Stigwood started out as an advertising agency copywriter in his native Australia before moving to the UK at the age of 21

There, he made his name representing English singer John Leyton, securing him a role on the TV show Harpers West One. The deal allowed Leyton to perform a song - Johnny Remember Me - which spent four weeks at number one in 1961.

By 1966, after a period of bankruptcy, he became a booking agent for The Who, luring them onto his own Reaction Records label, where they recorded the hit single Substitute.

He went on to manage Cream and Eric Clapton, before signing the Bee Gees in 1967 and steering them to international success with an intensive promotional campaign for the single New York Mining Disaster 1941.

Image copyright Rex Features
Image caption The manager shared the spoils of success with The Bee Gees in the 1960s and 70s

By the early 1970s, though, the Bee Gees had fallen out of favour, and Clapton was inactive due to drug addiction. Stigwood turned his attention to musicals, producing the movie version of Jesus Christ Superstar and The Who's rock opera Tommy.

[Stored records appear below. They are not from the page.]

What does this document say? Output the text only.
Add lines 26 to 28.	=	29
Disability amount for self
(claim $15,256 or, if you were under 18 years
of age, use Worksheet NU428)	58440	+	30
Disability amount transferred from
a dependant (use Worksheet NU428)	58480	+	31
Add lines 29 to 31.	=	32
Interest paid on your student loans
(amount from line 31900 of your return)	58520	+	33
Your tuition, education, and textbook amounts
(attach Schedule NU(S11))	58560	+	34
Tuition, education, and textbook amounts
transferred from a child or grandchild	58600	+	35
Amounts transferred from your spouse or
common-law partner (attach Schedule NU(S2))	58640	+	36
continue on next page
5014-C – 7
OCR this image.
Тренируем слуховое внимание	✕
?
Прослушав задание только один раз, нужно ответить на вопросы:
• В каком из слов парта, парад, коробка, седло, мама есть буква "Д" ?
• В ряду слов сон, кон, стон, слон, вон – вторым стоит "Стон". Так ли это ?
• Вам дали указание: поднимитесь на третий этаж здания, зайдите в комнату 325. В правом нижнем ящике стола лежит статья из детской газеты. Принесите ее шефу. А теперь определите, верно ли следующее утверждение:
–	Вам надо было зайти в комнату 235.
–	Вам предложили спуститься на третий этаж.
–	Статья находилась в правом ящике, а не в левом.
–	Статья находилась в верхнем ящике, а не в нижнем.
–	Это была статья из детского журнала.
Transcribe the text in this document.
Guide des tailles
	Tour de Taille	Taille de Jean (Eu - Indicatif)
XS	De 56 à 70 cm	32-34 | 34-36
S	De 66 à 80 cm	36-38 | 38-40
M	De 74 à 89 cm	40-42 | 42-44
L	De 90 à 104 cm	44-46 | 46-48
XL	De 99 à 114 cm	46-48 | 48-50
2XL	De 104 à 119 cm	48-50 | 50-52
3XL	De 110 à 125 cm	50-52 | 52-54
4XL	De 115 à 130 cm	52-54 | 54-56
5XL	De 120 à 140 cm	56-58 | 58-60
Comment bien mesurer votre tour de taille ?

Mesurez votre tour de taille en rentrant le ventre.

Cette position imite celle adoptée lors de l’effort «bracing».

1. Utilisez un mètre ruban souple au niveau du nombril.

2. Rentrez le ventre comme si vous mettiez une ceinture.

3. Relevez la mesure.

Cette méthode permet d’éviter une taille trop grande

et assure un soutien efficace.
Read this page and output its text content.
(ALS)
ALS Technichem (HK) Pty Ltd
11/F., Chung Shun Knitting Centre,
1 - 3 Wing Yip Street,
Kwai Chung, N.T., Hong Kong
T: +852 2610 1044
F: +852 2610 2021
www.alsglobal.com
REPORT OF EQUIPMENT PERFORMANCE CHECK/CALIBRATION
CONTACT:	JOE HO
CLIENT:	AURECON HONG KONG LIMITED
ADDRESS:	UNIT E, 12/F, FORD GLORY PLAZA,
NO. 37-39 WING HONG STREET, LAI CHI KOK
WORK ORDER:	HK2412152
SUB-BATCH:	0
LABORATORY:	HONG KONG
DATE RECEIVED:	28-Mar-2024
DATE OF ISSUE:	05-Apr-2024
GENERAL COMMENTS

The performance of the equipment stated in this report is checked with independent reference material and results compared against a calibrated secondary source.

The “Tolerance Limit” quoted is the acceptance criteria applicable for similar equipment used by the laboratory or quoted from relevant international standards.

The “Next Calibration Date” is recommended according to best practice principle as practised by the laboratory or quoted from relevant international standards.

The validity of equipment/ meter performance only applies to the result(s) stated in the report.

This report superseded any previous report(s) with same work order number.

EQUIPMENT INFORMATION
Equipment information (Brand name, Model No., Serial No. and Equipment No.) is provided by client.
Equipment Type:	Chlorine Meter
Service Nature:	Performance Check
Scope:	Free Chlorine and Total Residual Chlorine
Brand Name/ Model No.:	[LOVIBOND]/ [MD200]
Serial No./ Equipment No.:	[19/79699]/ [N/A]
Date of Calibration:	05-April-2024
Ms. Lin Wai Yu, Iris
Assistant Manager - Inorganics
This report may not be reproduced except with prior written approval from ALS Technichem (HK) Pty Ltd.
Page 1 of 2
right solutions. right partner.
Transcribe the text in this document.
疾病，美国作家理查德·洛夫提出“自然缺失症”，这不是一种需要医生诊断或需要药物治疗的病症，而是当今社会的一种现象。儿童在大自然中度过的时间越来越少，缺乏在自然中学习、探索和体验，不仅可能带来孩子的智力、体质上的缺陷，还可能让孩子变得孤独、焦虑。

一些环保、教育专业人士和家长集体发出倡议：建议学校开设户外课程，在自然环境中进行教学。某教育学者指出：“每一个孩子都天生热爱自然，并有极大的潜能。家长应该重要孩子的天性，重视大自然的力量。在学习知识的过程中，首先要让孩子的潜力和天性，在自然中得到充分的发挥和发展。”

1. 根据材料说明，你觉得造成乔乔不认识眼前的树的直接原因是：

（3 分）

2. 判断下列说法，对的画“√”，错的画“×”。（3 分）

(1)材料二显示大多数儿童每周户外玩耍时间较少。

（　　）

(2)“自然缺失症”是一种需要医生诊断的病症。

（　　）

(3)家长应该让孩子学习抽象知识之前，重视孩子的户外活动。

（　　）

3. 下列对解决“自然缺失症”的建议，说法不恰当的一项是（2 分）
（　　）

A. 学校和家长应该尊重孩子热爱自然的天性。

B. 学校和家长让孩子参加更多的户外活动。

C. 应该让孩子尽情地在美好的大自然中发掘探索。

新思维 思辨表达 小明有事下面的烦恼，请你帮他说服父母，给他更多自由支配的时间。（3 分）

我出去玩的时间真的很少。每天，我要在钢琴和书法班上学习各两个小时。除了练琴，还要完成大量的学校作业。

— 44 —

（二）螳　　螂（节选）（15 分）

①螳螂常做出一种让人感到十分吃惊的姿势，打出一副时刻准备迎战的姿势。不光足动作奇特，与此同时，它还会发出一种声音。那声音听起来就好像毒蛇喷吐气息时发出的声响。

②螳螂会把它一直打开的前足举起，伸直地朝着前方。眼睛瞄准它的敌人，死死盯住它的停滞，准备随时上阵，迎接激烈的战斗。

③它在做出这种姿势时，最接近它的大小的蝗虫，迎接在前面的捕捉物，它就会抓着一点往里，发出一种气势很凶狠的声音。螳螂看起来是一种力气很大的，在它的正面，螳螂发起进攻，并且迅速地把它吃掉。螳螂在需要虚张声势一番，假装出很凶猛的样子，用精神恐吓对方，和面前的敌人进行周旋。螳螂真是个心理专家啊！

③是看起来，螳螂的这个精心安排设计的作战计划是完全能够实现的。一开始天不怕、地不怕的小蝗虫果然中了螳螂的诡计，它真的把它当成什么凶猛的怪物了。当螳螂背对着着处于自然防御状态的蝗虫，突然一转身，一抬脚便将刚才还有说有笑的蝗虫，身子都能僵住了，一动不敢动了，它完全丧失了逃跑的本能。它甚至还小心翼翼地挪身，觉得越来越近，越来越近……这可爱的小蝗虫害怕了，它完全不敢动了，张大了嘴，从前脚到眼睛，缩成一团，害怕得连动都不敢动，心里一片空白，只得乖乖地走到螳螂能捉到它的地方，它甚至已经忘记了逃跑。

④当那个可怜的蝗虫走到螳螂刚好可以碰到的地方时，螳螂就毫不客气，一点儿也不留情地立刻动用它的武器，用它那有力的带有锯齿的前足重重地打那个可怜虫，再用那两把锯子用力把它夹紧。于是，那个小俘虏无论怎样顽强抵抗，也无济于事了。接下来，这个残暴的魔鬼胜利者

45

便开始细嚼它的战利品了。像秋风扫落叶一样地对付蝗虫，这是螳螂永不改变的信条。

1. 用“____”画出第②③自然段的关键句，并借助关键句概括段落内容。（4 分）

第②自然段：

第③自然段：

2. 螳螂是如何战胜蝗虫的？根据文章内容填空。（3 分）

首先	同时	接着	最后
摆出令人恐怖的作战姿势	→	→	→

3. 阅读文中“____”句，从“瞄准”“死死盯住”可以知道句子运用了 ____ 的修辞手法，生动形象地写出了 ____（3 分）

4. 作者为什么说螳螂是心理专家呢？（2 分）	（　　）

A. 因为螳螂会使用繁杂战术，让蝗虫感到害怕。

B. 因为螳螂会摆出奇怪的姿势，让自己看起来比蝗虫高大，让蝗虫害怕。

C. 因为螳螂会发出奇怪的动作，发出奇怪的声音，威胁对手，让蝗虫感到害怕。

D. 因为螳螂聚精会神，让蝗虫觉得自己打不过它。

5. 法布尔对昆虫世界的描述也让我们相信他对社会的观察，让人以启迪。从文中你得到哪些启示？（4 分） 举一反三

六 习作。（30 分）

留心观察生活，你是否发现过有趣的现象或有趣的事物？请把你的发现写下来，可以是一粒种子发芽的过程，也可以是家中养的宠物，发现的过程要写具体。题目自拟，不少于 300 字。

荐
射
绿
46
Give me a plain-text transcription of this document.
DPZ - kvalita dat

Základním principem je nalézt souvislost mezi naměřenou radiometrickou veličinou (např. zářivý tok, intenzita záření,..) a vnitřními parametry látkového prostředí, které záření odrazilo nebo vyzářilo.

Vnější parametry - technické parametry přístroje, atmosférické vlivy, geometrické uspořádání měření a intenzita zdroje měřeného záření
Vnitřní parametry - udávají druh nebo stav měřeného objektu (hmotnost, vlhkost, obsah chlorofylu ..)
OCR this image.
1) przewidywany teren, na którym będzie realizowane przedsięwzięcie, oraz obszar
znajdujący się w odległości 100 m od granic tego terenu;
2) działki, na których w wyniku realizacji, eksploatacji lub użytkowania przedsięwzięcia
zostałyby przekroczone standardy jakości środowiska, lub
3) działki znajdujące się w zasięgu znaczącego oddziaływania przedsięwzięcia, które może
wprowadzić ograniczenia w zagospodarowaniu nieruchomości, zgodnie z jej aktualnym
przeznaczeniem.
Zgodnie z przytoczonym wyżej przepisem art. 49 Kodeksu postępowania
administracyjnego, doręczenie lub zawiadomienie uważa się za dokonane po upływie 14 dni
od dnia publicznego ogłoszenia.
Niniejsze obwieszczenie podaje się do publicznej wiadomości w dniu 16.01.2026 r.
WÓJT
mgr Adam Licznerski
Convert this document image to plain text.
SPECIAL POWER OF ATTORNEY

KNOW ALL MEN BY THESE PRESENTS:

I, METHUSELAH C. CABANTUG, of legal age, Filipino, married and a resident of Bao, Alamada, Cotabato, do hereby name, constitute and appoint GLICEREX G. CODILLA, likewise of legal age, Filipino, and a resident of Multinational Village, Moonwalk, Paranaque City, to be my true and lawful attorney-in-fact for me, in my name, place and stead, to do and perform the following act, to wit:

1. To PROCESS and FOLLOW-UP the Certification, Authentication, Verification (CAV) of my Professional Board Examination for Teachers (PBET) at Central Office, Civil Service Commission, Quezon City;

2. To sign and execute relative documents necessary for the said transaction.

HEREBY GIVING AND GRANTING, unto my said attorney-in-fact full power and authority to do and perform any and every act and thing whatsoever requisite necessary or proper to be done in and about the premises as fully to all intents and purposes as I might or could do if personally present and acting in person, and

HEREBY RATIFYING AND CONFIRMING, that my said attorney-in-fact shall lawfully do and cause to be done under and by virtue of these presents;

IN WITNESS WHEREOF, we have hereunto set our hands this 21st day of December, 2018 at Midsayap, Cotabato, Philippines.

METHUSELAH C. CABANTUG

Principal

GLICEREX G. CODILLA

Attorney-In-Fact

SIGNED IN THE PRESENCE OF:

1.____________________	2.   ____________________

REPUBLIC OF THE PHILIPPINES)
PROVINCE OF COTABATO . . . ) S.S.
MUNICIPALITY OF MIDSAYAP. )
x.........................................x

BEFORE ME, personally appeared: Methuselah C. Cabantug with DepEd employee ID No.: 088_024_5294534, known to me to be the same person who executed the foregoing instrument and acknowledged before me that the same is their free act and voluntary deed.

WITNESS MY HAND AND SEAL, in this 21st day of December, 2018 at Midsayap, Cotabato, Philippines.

Having bought the management rights to Evita and Jesus Christ Superstar, Stigwood was instrumental in cracking down on unlicensed performances of the musicals in the US - including school productions - to ensure profits went into pockets of its creators.

He also formed RSO Records (short for Robert Stigwood Organization), where he resuscitated the careers of his two biggest acts - sending Clapton to the top of the charts with I Shot The Sheriff, and rebranding the Bee Gees as falsetto-voiced disco lynchpins on Jive Talking.

The Australian's midas touch continued in the late 1970s, when he produced Saturday Night Fever, making a global star of television actor John Travolta and selling 40 million copies of the Bee Gees-powered soundtrack.

Stigwood followed it with the evergreen teen musical Grease, and was particularly proud of casting fellow Australian Olivia Newton John in the role of Sandy.

Image copyright Press Association
Image caption The Duchess of York and Robert Stigwood at the premiere of Evita in 1996

But he faltered with the 1978 Beatles musical Sgt Pepper's Lonely Hearts Club Band - a fantastical but unfocused movie starring The Bee Gees, Peter Frampton and comedian Frankie Howerd.

"If you like the Beatles and you like movies, do yourself a favour and stay away," wrote influential US film critic Jonathan Rosenbaum. Audiences took note, and the film flopped at the box office, although the soundtrack sold well.

Stigwood went on to produce the similarly-disappointing sequels Grease 2 and Staying Alive - but found success later in life with the Madonna-starring musical Evita, which won the 1997 Golden Globe for best film.

The movie's lyricist, Sir Tim Rice, paid tribute to Stigwood on Twitter, calling him "extraordinary, innovative [and] generous".

"[He was] a vital part of my life," he added.